August 31, 2015 – Mount Rushmore, SD – I hadn’t visited Mount Rushmore since I was about 12 years old. So another stop was due. I chose to take the scenic route through the mountains rather than get back on I-90 and bypass it all. It did take a bit longer, but I enjoyed both the drive and the scenery.
A person could spend several days exploring all the towns and attractions that I passed by. But that wasn’t today’s agenda. I actually visited Mount Rushmore twice on two consecutive days. The second day had such a bright blue sky I couldn’t pass it up. No worries about parking though, because your parking permit is an annual pass. I was quite pleased with the parking facility and given the trailer and some great timing I got a spot right up near the top.
The mall/walkway that leads to the Grand View Terrace is paved with beautiful stone, and is open to the sky with flags waving from the tops of stone pillars. People are stopping and taking pictures, posing groups and taking selfies everywhere you look. It is pretty much part of the deal that you are going to be in a lot of pictures and they will be in yours.
The view from the terrace is the front on view and it is very nice. But if you wander either right or left you can get on a trail that goes in a loop up to the base of the mountain and by the “Sculptors Shed”, where you can see a bit more about the process of creation. The trail has a lot of stairs, so it isn’t for everyone, but there are plenty of places to rest if your concern is just being out of breath.
Along the trail there is a place where several house sized boulders make a small cave. The trail has a small spur that leads into the cave where you can look up from out of a large “crack” and see the sculpture from a very different perspective.
When I came to the landing where you are at the base of the boulder field I decided that I would try to emulate the angle and expression of George Washington in a selfie. The group who had been hiking just ahead of me didn’t speak much English, but they were interested in helping me take a picture (quite kindly). But when I motioned and explained what I was trying to do they all started laughing and using scraps of English to tell me how I look very presidential and they were trying to decide which I looked like most. Of course I was laughing with them, so taking the photo was even harder.
When I got to the sculptor’s shed area I was going to look at a sign when this amazingly brash woman stepped in front of me. It was a rare occurrence given how polite everyone else was, but then again she was also the only person sporting electric blue hair. She did however give me her card, which I must say is about as odd as she was. I am really not sure what to make of this encounter but I can honestly say I won’t be forgetting it soon. Her name was Bridget West and she’s hard to miss.
In the sculptor’s shed there is a one twelfth scale model that was used for reference on the mountain carving. They used a measuring technique that put each measurement in three dimensions measured in inches on the plaster model, and the same number of feet on the mountain.

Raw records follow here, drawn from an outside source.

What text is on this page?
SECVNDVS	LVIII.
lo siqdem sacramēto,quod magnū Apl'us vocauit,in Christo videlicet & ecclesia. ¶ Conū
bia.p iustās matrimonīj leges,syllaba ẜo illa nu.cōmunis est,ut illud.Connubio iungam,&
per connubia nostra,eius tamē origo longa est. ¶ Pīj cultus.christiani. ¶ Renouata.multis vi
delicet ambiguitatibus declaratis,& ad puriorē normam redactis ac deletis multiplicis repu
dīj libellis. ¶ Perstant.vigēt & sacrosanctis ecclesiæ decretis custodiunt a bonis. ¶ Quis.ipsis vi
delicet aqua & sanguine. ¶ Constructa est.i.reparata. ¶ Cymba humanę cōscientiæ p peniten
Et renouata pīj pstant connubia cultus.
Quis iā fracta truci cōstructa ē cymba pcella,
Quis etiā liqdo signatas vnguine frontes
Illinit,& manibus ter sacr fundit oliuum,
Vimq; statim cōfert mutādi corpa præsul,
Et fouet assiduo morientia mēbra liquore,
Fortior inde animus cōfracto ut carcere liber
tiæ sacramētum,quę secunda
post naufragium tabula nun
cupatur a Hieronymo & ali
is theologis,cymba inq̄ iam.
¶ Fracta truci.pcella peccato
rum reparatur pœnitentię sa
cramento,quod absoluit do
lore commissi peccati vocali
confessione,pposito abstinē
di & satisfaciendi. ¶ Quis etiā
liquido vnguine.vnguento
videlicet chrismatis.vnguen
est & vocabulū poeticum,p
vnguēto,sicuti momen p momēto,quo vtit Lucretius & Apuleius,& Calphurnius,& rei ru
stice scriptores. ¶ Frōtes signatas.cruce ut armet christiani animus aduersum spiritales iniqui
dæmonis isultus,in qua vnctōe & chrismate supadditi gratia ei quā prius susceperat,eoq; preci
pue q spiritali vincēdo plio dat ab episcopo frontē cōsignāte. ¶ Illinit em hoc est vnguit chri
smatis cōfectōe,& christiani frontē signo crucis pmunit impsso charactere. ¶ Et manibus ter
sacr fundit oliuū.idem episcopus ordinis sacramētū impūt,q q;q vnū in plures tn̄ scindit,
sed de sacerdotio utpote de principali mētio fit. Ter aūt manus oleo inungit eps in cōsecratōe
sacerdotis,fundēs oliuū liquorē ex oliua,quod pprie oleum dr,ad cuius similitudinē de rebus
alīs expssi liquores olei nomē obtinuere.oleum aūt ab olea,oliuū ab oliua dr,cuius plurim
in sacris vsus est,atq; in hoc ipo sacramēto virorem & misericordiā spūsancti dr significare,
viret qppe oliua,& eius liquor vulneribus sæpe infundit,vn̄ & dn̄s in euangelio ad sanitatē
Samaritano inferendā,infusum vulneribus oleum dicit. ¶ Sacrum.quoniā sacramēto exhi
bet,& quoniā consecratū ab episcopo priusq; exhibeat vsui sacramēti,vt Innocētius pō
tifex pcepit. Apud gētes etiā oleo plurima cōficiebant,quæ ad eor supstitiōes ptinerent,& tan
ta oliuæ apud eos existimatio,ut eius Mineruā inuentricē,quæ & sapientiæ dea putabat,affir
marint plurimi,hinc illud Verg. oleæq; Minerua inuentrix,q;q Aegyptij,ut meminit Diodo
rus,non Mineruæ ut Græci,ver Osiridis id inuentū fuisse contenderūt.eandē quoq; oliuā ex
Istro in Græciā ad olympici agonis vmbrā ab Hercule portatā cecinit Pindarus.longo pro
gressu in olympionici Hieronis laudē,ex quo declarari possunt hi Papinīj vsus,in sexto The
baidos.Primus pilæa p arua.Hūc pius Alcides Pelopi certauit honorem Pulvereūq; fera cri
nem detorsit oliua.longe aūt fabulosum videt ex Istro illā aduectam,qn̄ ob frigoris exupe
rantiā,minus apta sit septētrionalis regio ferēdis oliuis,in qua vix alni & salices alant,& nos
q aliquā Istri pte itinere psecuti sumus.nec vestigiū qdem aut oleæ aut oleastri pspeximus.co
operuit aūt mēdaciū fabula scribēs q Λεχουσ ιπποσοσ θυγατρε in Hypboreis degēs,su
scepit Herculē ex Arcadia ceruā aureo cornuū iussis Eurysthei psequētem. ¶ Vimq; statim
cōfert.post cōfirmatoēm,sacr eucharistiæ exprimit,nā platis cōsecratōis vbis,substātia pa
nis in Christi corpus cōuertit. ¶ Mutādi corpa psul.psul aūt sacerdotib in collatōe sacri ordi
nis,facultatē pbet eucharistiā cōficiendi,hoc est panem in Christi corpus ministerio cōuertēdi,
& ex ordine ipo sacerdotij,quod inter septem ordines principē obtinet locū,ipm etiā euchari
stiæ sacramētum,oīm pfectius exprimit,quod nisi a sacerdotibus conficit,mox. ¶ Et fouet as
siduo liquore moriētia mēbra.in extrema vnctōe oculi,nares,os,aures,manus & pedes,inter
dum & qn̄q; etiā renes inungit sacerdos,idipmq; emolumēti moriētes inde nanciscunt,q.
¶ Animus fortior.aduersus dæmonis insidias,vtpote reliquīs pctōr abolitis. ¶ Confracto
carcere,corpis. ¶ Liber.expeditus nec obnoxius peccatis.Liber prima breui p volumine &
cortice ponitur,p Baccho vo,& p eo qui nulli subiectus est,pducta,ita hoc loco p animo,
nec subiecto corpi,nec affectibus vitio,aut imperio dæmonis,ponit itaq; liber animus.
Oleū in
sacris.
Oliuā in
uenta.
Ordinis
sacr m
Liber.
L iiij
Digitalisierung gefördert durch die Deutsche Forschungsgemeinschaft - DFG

You may want to grab some ice cream here on a hot day, it surely is tempting, and the sign that advertises it has a photo of a kid holding the ice cream up as he were sharing it with George Washington.
As you leave don’t stop looking around. As I was pulling out the first day there was a family of mountain goats spread out on the islands that direct traffic approaching the stop light. There where at least three young, and a couple of adults. One of the adults was wearing a radio collar.
Then again as I was leaving the second day there were three mountain goats right alongside the road initially all up on the rocks, two came down to the road and were grazing as the moved along.